Get Professional Advice
The regulatory and financial complexities of setting up a charity can be overwhelming without the help of a professional accountant and business advisor. Becoming a registered charity requires a lot of administrative work and you will have to compile, maintain and publish information regarding finances, activities and trustees. A professional accountant or business advisor will be able to provide valuable knowledge and guide you through regulatory procedures, registration and running a charity.
Decide Upon Structure and Roles
The structure of your charity will affect the way it is run, who is involved in the running and what the charity is able to do. You will need to decide which structure will allow you to carry out the work you want to do and subsequently ensure you follow the requirements the chosen structure demands – for example, some structures mean you can’t own premises.
At this stage, you will also want to establish the trustees of your charity and any useful advisory individuals you wish to get on board.
Work on Branding
Your charity’s brand is very important for creating awareness and should be clear, powerful and attention-grabbing. Your brand is what will be persuading future donors, partners or volunteers to support your cause. A catchy or informative name and tagline will be key for first impressions. Making sure you have a visible presence online through a professional website and social media accounts is also a good idea to get information about your charity out there.

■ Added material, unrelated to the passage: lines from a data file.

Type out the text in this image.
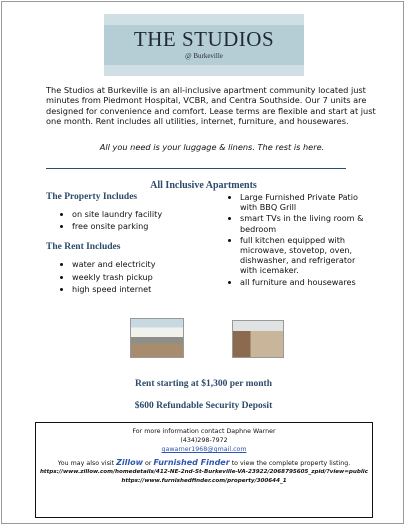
THE STUDIOS
@ Burkeville
The Studios at Burkeville is an all-inclusive apartment community located just minutes from Piedmont Hospital, VCBR, and Centra Southside. Our 7 units are designed for convenience and comfort. Lease terms are flexible and start at just one month. Rent includes all utilities, internet, furniture, and housewares.
All you need is your luggage & linens. The rest is here.
All Inclusive Apartments
The Property Includes
• on site laundry facility
• free onsite parking
The Rent Includes
• water and electricity
• weekly trash pickup
• high speed internet
• Large Furnished Private Patio with BBQ Grill
• smart TVs in the living room & bedroom
• full kitchen equipped with microwave, stovetop, oven, dishwasher, and refrigerator with icemaker.
• all furniture and housewares
Rent starting at $1,300 per month
$600 Refundable Security Deposit
For more information contact Daphne Warner
(434)298-7972
gawarner1968@gmail.com
You may also visit Zillow or Furnished Finder to view the complete property listing.
https://www.zillow.com/homedetails/412-NE-2nd-St-Burkeville-VA-23922/2068795605_zpid/?view=public
https://www.furnishedfinder.com/property/300644_1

Once you have settled all the details and key aspects of your charity, you will likely need to officially register it. This requires a lot of documentation, and can be a stage where having a professional advisor is particularly useful to help get things in order.
Fundraising and Finances
To make your charity progress and last, you will need to be effective in your fundraising efforts. There are many different possible sources of donations, such as individuals, organizations, businesses and charitable trusts. Do research into potential benefactors, perfect a professional presentation and ensure your passion comes through in every phone call, meeting and pitch you do.
When the funds do start to come in, make sure you effectively control and report all finances, according to the regulations set out by the Charity Commission.
Be frugal and ensure you funnel as much of your money into the charity, rather than operations, as possible.